Israel is not backing down on migrant deportation and we can thank Trump for it

Category:  Opinions
Wednesday, March 21st, 2018 at 5:12 PM

With the way the current political atmosphere has been in the U.S., it’s often hard to see the effect our current office has elsewhere in the world. We have a president who demands mass deportation of current illegal immigrants, one who promotes an “America First” style of foreign policy, and one who further pushes a “hit them first and hit them hard” mentality that emphasizes action first, which comes across as ill prepared at times.

So how in the world could a nationalist president wanting to issue a slew of mass deportations affect anywhere other than the states? Well, let me explain why I believe the president’s actions have led to what’s happening in Israel. 

In case you haven’t been paying attention to Israel, they are currently in the news for something that might sound familiar to the issue Trump has been harping on since he started his campaign back in June 2015. That issue is none other than illegal immigration, however in this case, it is largely migrants from Eritrea and Sudan. 

These nearly 40,000 migrants were given 90 days, as of Jan. 2, to leave Israel or suffer jail time. Those who choose to leave for this “voluntary” relocation process will be given up to $3,500 if they leave before April; however this seems to be far from voluntary as many have spoken out against it already since it was first proposed in March 2015.

The Israeli government has stated that their return home will be humane and states the order exempts children, women, parents of dependent minors and victims of slavery and human trafficking, but on the other hand, they refer to them all as “infiltrators” even though the majority are seeking asylum.
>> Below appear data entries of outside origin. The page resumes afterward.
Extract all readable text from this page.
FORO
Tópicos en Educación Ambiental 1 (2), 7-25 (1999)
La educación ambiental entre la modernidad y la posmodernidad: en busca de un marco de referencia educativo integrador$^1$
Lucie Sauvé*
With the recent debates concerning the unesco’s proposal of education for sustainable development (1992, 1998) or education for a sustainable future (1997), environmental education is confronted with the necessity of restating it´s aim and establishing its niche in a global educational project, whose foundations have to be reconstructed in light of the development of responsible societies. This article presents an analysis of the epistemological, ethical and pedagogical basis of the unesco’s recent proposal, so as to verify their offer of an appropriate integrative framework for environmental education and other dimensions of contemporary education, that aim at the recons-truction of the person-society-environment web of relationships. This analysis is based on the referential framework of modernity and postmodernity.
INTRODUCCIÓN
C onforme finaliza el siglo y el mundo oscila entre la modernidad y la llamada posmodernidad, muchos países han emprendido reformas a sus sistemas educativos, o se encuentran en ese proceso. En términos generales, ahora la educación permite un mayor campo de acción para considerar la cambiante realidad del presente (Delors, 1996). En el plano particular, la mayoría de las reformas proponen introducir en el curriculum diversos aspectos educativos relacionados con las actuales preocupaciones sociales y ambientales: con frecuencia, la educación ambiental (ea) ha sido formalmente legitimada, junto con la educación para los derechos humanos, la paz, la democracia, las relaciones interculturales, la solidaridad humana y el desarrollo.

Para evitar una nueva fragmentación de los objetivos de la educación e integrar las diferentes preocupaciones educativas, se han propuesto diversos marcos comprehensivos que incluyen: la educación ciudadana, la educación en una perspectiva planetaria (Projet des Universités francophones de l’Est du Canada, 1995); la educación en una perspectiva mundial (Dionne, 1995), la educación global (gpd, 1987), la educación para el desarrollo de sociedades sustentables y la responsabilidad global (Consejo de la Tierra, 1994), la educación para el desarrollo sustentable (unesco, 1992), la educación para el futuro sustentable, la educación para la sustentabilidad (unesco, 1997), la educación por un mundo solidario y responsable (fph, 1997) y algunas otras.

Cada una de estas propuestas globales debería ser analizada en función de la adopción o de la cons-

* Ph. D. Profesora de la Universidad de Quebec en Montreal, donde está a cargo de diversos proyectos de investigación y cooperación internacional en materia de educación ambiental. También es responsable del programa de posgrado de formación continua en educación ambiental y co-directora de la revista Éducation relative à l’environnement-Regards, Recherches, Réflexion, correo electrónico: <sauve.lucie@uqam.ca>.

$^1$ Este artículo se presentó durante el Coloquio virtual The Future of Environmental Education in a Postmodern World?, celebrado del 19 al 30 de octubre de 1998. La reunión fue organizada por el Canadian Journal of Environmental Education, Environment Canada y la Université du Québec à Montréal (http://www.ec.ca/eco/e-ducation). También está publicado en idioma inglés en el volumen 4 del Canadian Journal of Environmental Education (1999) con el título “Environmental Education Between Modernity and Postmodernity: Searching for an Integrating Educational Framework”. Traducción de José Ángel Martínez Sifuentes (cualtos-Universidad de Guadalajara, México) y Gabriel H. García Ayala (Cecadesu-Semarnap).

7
This term originated in the 1950s to refer to Palestinians who entered from the West Bank to attack Israel, showing an inherent disdain towards these people when comparing them to one of Israel’s lifelong enemies.

In order to invalidate their reasons for seeking refuge, the Israeli government has begun by labeling them as economic migrants, similar to what Trump has done, thus effectively dissociating them from the idea that they are in need of any help and are instead a burden on Israel. 

According to an article at “In Europe last year, about 90 percent of the tens of thousands of Eritreans who applied for asylum were allowed in. In Israel, just 10 Eritreans and one Sudanese person have received asylum since 2009.” These numbers show that this has been a contended issue for quite some time, but I believe that Trump’s extreme push towards deportation in the states and diehard support of Israel has helped to push this idea into a reality.

The straw that really broke the camel’s back, though, was the announcement in early December 2017 that Trump was going to push for the U.S. Embassy to be moved from Tel Aviv to Jerusalem and that the much contested city was in fact the property of Israel, effectively giving Israel the validation it needed to shut out its Palestinian neighbors. 

With the full support of the U.S. president, one whom wholeheartedly pushes for deportation and rejection of foreign refugees, there is no doubt this was the push needed for Israel to disregard the pleas from the United Nations stating that the government’s use of money to pressure people to leave was a violation of international law. 

The reason behind the questioning of legality is that by giving them an offer they simply can’t refuse, they are effectively forcing people to decide between indefinite imprisonment or being sent back to unsafe countries. This is directly related to the 1951 U.N. Convention Relating to the Status of Refugees, which requires that state parties “protect people living within their borders and prohibits them from sending people to other countries where they would be harmed based on their race, religion, nationality, membership in a particular social group or political opinion.” 

Now what will come of this situation is still up in the air, as April is not yet upon us, but as the days get closer and closer, we may soon see what a mass deportation looks like. 

Is this what the future will look like if Trump and the Republican party gets their way? Only time will tell.